Wikipedia is one of the most important sites to exist
published 2025-07-21
“Wikipedia is unreliable and you can never use it for your papers,” scolded the high school teacher to young Raven.
“Anyone can edit anything,” they said.
Fast forward to college…
“You wanna know a cool trick?” said the college professor.
“You can look at Wikipedia as jumping off point. Look at the references quoted there and go to those sources.

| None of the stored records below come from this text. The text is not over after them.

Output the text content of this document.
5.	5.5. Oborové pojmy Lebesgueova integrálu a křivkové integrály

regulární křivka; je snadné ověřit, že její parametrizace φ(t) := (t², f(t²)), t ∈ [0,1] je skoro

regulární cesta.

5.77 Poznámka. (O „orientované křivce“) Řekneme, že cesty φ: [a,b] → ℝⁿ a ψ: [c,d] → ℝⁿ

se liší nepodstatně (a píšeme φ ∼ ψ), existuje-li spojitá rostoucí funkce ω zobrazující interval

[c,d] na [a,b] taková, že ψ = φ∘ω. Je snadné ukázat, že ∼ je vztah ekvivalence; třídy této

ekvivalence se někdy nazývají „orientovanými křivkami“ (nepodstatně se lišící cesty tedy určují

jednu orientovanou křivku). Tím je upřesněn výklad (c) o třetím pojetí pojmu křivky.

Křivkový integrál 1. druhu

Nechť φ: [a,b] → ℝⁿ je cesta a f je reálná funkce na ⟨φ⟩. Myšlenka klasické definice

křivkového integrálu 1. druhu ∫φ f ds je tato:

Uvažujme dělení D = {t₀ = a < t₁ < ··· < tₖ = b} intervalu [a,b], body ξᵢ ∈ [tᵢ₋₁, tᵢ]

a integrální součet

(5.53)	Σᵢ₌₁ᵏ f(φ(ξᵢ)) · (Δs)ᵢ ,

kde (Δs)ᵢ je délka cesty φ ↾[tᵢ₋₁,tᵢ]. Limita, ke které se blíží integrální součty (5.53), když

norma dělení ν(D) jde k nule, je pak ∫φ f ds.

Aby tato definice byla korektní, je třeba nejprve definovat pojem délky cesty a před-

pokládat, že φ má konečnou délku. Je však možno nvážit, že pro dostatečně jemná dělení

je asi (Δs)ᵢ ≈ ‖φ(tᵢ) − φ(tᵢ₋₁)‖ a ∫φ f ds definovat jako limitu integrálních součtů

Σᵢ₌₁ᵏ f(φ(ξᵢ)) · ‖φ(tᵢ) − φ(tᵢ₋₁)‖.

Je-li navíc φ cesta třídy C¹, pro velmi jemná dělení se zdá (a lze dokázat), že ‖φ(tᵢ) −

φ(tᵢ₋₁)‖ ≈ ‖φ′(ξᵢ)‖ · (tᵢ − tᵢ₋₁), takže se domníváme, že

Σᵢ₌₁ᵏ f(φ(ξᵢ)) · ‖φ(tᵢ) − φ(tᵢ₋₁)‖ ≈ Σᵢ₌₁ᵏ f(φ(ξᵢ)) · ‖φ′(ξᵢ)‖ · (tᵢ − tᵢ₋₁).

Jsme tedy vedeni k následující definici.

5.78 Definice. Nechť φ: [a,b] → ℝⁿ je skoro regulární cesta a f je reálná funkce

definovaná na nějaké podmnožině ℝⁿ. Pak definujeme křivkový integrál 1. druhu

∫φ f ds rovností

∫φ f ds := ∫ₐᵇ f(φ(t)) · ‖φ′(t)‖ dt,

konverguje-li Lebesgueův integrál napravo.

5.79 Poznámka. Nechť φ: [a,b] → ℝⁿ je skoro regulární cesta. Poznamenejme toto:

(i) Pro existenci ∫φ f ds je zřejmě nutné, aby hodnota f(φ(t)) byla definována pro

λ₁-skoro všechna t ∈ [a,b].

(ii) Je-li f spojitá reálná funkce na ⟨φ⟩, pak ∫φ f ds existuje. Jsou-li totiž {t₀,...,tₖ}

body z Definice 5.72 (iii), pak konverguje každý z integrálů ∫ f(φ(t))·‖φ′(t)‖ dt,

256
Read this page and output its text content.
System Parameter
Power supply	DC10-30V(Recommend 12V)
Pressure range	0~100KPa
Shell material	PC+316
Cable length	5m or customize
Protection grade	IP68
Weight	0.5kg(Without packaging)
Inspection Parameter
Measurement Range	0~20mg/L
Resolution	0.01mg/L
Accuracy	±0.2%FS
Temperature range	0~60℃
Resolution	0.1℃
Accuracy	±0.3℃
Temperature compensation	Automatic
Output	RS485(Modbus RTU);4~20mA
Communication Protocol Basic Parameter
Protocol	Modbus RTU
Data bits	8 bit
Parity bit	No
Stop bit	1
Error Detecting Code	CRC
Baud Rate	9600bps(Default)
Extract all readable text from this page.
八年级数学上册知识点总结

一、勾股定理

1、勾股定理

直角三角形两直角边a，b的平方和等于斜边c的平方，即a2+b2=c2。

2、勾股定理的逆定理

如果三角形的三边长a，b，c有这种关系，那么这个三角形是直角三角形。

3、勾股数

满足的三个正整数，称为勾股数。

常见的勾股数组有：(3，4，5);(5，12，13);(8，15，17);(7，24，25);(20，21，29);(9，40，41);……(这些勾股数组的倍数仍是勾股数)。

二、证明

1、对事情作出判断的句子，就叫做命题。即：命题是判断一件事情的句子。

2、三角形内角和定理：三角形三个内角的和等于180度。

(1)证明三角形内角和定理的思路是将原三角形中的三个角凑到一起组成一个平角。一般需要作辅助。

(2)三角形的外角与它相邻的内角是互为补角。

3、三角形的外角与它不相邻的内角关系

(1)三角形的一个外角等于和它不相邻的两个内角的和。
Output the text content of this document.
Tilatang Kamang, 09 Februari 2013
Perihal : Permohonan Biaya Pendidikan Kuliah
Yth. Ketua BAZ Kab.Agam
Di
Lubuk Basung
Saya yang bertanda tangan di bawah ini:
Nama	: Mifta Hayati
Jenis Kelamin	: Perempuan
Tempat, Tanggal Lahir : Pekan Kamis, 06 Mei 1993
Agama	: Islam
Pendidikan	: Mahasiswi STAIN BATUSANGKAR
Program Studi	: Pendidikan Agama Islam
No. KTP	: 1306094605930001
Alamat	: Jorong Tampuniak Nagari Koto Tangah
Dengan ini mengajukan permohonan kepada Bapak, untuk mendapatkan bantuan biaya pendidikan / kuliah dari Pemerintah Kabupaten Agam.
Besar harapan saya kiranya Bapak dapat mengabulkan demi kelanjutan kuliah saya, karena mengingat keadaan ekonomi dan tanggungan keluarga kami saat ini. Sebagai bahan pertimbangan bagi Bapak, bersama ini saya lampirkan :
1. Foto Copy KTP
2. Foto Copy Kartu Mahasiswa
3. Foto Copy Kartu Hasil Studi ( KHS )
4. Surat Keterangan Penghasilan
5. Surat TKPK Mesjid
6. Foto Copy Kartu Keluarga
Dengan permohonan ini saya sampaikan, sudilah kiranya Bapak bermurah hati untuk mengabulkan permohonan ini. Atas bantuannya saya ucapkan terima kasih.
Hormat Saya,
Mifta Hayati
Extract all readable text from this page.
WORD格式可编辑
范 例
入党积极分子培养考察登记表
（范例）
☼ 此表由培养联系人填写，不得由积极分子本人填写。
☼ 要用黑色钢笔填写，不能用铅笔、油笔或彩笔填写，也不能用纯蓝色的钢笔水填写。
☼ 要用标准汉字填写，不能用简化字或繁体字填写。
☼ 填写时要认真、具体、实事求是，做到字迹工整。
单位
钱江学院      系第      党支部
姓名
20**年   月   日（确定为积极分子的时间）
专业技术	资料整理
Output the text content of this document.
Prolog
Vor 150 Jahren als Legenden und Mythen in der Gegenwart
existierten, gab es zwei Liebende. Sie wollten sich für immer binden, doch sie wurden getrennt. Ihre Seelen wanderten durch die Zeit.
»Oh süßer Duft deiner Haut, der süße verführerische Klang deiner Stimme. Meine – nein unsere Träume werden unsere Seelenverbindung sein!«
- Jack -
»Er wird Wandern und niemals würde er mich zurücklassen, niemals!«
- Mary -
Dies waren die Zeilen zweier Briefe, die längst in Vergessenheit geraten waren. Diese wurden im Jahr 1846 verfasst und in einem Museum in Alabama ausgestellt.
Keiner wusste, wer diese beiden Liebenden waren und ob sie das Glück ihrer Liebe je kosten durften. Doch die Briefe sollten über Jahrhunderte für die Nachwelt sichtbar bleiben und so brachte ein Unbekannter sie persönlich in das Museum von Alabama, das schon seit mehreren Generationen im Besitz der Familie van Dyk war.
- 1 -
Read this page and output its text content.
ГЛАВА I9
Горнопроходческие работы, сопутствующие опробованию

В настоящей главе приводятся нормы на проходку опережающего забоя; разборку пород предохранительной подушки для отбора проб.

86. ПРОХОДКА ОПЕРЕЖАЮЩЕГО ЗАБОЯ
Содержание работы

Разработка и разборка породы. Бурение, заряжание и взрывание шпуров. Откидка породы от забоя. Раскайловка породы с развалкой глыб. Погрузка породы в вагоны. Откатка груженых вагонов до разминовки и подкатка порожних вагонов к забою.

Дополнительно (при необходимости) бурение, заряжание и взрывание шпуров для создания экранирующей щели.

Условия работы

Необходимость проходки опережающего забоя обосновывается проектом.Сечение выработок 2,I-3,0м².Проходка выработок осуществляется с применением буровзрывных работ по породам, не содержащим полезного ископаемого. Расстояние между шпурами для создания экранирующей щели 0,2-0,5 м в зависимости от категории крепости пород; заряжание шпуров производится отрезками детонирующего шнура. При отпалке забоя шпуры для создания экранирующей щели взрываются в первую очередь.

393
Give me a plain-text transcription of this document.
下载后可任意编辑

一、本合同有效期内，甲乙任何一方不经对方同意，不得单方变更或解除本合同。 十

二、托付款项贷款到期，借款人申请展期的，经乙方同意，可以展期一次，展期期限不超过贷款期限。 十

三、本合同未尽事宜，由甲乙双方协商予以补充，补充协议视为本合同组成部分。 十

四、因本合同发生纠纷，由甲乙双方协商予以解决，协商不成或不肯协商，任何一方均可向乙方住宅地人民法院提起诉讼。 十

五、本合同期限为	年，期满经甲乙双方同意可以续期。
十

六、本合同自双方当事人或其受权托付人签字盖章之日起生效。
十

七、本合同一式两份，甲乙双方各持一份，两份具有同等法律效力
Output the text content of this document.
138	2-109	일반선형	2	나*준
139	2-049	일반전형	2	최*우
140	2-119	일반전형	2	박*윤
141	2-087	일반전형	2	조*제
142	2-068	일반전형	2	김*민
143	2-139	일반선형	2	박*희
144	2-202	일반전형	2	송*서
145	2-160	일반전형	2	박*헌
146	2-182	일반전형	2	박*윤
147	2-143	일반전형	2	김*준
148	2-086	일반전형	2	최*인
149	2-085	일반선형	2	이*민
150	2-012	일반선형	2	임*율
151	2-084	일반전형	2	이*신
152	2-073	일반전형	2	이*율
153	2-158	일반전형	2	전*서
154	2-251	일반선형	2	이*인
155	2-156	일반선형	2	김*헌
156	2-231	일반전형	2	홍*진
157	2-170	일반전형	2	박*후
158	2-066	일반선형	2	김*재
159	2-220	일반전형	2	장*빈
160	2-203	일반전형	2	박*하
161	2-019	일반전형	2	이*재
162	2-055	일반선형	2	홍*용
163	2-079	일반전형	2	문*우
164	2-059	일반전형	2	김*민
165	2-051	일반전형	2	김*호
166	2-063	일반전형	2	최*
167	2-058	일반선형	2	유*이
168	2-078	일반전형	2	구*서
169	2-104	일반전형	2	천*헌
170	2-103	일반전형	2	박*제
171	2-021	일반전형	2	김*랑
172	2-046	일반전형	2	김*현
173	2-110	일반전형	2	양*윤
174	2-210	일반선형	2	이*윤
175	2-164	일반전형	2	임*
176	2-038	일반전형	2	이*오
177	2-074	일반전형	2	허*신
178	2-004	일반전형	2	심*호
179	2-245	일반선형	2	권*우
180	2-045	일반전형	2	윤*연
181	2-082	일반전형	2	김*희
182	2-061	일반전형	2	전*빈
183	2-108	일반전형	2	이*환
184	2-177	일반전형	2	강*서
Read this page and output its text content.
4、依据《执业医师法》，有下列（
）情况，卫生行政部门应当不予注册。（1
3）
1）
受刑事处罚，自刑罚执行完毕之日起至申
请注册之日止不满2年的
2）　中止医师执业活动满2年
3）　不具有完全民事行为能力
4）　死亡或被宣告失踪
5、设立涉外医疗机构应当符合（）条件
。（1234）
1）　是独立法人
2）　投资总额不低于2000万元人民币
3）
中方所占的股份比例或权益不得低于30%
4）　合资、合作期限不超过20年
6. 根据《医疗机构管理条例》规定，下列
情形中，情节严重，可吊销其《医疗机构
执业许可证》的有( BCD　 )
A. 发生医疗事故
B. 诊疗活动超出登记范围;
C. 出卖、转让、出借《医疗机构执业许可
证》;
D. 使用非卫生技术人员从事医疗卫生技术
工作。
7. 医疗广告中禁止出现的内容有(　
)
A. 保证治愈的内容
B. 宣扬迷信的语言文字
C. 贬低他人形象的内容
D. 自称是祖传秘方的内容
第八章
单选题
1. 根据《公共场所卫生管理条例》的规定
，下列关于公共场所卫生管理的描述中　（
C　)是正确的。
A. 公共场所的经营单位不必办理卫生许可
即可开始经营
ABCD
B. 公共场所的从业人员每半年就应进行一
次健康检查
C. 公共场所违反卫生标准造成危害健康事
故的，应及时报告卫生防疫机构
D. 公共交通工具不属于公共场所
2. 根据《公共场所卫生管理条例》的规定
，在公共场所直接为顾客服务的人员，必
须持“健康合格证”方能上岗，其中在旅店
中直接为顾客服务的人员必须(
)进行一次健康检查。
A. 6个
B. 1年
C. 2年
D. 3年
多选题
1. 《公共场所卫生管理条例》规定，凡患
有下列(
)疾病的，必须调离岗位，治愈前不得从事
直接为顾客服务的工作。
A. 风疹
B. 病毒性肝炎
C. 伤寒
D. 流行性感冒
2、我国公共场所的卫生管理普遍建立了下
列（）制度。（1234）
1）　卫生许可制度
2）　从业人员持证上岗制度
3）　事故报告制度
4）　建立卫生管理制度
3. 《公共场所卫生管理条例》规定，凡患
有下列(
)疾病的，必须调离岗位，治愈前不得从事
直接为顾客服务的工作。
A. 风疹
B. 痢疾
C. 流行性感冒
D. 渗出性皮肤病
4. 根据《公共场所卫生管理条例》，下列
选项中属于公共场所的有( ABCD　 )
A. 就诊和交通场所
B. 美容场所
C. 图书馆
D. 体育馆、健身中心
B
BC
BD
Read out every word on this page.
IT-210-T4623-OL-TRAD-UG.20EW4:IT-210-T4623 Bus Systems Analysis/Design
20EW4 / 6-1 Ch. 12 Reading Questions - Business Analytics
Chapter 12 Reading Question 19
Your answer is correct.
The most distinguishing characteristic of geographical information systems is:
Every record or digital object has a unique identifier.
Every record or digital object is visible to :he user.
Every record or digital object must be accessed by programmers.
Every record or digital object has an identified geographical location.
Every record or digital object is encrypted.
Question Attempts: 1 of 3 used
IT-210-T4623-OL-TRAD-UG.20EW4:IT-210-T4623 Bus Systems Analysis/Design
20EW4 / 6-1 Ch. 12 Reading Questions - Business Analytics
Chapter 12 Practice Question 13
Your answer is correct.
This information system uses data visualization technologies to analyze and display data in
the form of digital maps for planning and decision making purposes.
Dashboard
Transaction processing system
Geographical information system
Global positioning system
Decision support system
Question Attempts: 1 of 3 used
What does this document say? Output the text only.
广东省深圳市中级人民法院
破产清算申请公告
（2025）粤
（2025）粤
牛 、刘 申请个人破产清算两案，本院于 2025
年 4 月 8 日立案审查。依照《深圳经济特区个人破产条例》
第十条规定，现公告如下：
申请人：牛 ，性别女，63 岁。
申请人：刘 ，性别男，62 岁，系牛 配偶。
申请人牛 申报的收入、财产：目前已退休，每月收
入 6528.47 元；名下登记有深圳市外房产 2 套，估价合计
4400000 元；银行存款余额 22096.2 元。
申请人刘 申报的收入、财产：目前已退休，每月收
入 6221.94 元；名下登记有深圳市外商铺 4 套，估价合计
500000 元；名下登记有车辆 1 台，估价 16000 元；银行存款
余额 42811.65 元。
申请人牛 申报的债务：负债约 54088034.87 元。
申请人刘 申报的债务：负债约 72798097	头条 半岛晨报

See if those sources will be good for your papers.”
For a long time, Wikipedia had been villainized as a place of misinfo or unreliability when in reality it is very reliable.
I grew up with a set of old encyclopedias on the built-in bookcase in my childhood home, and by the time I was old enough to read them (perhaps by the time they were even released) they were out of date.
Wikipedia is in its very essence what makes the Internet important; beyond the horribleness of the Internet: cyberbullying, the countless ads, mass surveillance, alt-right pipelines—one source above them all contains what could reasonably approximate the entire truth and knowledge of human understanding and history.
The Wikimedia commons itself containing so much art, and Wikisource containing currently 646,767 public domain texts in English.
Wikipedia also uses the CC-BY-SA license by default, making sure that all works from it and derived of it are available to everyone.
Additionally, The Wikimedia Foundation hosts https mirrors for Debian, Ubuntu, and TAILS.
Wikipedia, The EFF, and The Internet Archive, are the 3 most most important sites on the Internet. Not just for their content, but for what they do.
Wikipedia and the Wikimedia Commons, and all the other amazing Wikimedia associated projects keep content up-to-date and digestable, The EFF defends free speech, internet freedoms, and right-to-repair through the legal process, and The Internet Archive keeps everything forever (because, you gotta have the receipts).
Without these sites and organizations, the right would take over and knowledge that should be known and free would be hidden and paywalled, if allowed at all.
There are ways around these censors to be sure, but when any queer kid can read about Stonewall on Wikipedia and the incredible rabbit-holes to queer history, then there is hope. Hope of a new generation of leaders, activists, and educated people who will lead people out of the darkness of superstition, religious brainwashing, and right-wing propaganda.
Not only is it a bastion against tyranny, it is where one can go to get a basic understanding of a subject for free at any time.
Internet down?
You can even host your own mirror of Wikipedia offline.
They aren’t in this for the money, they have a beautiful and functional site that has an uncomplicated aesthetic and aren’t trying to reinvent the wheel. They are a place where anyone (yes anyone, even you) can contribute to human knowledge.
Ever since my divorce I had wondered what to do with the beneficiary section on retirement/life-insurance/etc. and I learned that I could leave that money to the Wikimedia foundation. That’s where it’s going. To the people, technologies, and networks that keep that vast amount information where it belongs: to the people.
You can do it too.
The Wikimedia foundation has a whole page dedicated to understanding the process.
Wikipedia is the world’s largest online repository for human knowledge, made freely accessible to anyone in the world. Our core belief is that knowledge is a human right.
Help ensure the future is filled with curiosity and wonder by remembering Wikipedia in your will, through a beneficiary designation, or in other estate plans. By doing so, you will become a member of the Wikipedia Legacy Society, a group of exceptional donors who are committed to making Wikipedia available to everyone, forever.
Only with access to knowledge like Wikipedia can people see for themselves the history and jumping-off points for making this world a better place.